Fórmula 1

Fórmula 1 – Nada é para sempre

Considerados definitivos até poucos anos, recordes de Schumacher podem ter novo dono com a disparada de Hamilton

Autor: Daniel Dias (www.diasaovolante.com)
Fotos: Divulgação

Fórmula 1 - schumacher e hamilton
3/01/2018, 1:02:36

Michael Schumacher tinha 16 anos e quatro dias quando Lewis Hamilton nasceu. Os dois pilotos com maior número de vitórias na Fórmula-1 são da primeira semana do ano, o alemão, do dia 3 e o inglês, de 7 de janeiro.

Enquanto o atual campeão vinha ao mundo, na cidade de Stevenage, o futuro heptacampeão vivia a passagem do kart para as fórmulas de acesso europeias.

Embora não canse de dizer que não pensa em buscar os dois maiores feitos de Schumacher – atualmente em coma desde um acidente de esqui, no final de 2013 -, sete títulos e 91 vitórias, Hamilton certamente tem isto presente em seus pensamentos. Por um motivo em especial.

Após os recordes de Schumacher, ninguém em sã consciência apostava que um outro piloto pudesse chegar perto do alemão, nascido na cidade de Hürth-Hermülheim em 1969. Mas o casamento de Hamilton com a Mercedes começou a mudar este cenário, a partir de 2014. Foram três campeonatos e 41 primeiros lugares do inglês com a equipe da estrela de três pontas, exatamente os dois números definitivos conseguidos por Ayrton Senna.
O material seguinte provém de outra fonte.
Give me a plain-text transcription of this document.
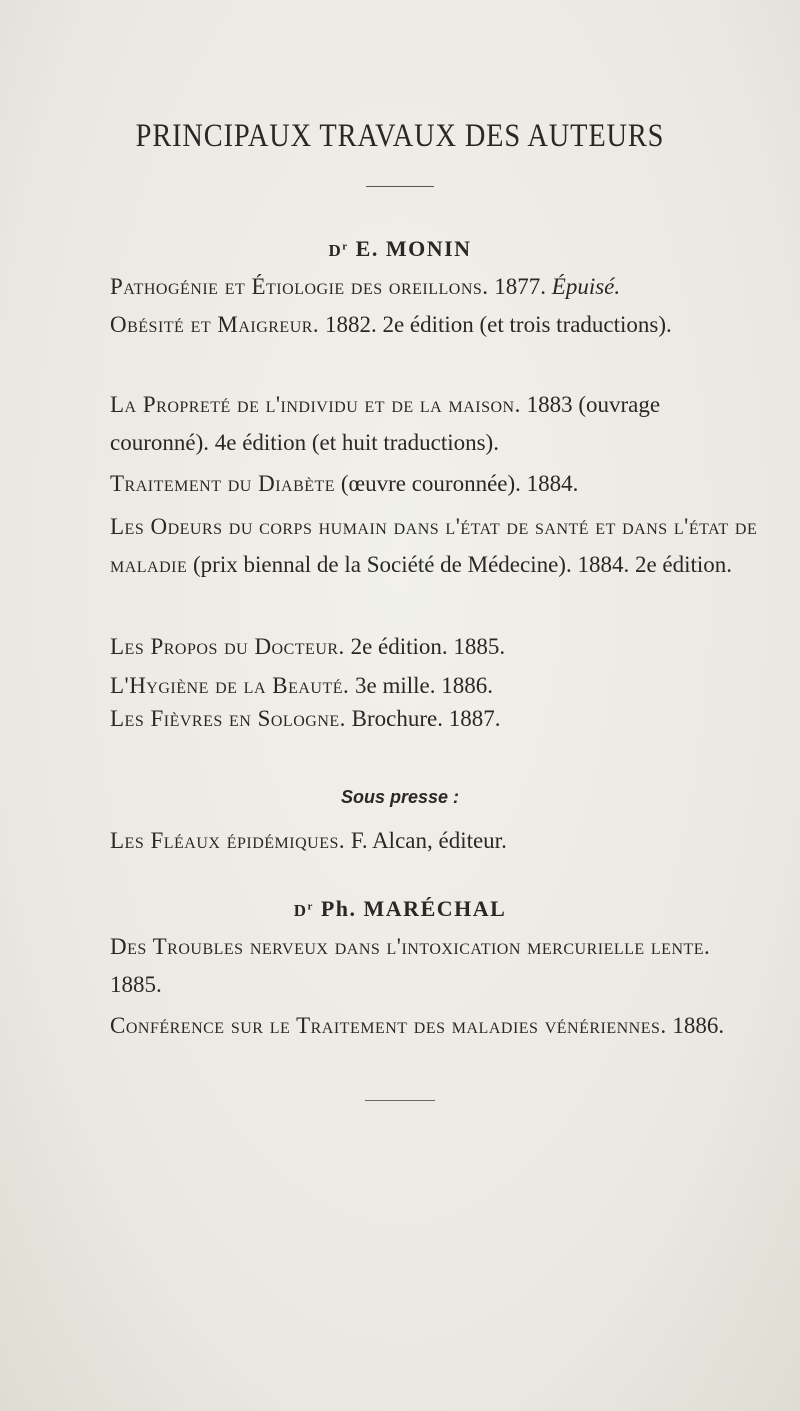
PRINCIPAUX TRAVAUX DES AUTEURS
$D^r$ E. MONIN
Pathogénie et Étiologie des oreillons. 1877. Épuisé.
Obésité et Maigreur. 1882. 2e édition (et trois traductions).
La Propreté de l'individu et de la maison. 1883 (ouvrage couronné). 4e édition (et huit traductions).
Traitement du Diabète (œuvre couronnée). 1884.
Les Odeurs du corps humain dans l'état de santé et dans l'état de maladie (prix biennal de la Société de Médecine). 1884. 2e édition.
Les Propos du Docteur. 2e édition. 1885.
L'Hygiène de la Beauté. 3e mille. 1886.
Les Fièvres en Sologne. Brochure. 1887.
Sous presse :
Les Fléaux épidémiques. F. Alcan, éditeur.
$D^r$ Ph. MARÉCHAL
Des Troubles nerveux dans l'intoxication mercurielle lente. 1885.
Conférence sur le Traitement des maladies vénériennes. 1886.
E depois de tanto sucesso com a esquadra alemã, Hamilton percebeu que chegar a Schumacher não era mais uma missão impossível. O inglês já tem 62 vitórias e quatro títulos, faltam 29 conquistas e três canecos, respectivamente. Por uma questão estatística, se o piloto da Mercedes de número 44 continuar lutando pelo título nas próximas três temporadas – algo bem provável -, atingirá as marcas de Schumacher, pois uma campanha exitosa na F-1 nos dias de hoje tem uma média de 10 vitórias por ano.

Mesmo que Hamilton consiga superar o mito alemão, o bom senso ensina que não é bom ser traçado qualquer tipo de comparação entre os dois grandes campeões. Por outro lado, as trajetórias e o começo de cada um na Fórmula 1 mostram algumas semelhanças.

Tanto Schumacher quanto Hamilton estrearam em equipes vitoriosas, o alemão na Benetton e o inglês na McLaren. O agora tetracampeão chegou inclusive bem perto do título no seu primeiro campeonato, em 2007. Schumacher conseguiria sua primeira glória na terceira temporada com a equipe anglo-italiana, em 94.

Graças a esta faceta importante, ambos nunca tiveram de penar em carros desqualificados, por assim dizer. Schumacher papou dois títulos com a Benetton e se transferiu em seguida para a Ferrari. Criado desde os 11 anos de idade na McLaren, Hamilton surpreendeu o circo no final de 2012 anunciando que estava se mudando para a Mercedes, justamente no lugar de Schumacher. Na equipe alemã, o inglês só teve de marcar passo por um ano. Em 2014, Hamilton voltaria a ter um carro vitorioso nas mãos.

Schumacher tinha 35 anos quando conquistou seu sétimo campenato, em 2004. Hamilton completa 33 anos no próximo domingo. As diferenças numéricas, além das temporadas a mais do alemão, se explicam facilmente por um detalhe fundamental, em favor de Schumacher.

Ao contrário de Hamilton na McLaren e na Mercedes, Schumacher teve a equipe, no caso, a Ferrari, totalmente a sua diposição por cinco anos. Seu companheiro Rubens Barrichello só poderia almejar o topo do pódio se o alemão não estivesse na prova.

Hamilton “dividiu” a atenções na McLaren com o espanhol Fernando Alonso, depois, com o inglês Jenson Button. Na Mercedes, encontrou no alemão Nico Rosberg um osso muito duro de roer, tanto que viu o companheiro ser campeão em 2016, ficando com o vice e um gosto amargo na boca. O inglês teria finalmente a condição de primeiro piloto da Mercedes somente no ano passado, quando formou dupla com Valtteri Bottas. Mas o finlandês ainda venceu três corridas na temporada.

Mesmo se a coroa dos recordes da Fórmula 1 mude de cabeça em poucos anos, uma outra afinidade das carreiras de Schumacher e Hamilton é evidente e está estampada na atitude dos dois na pista: são máquinas de vencer.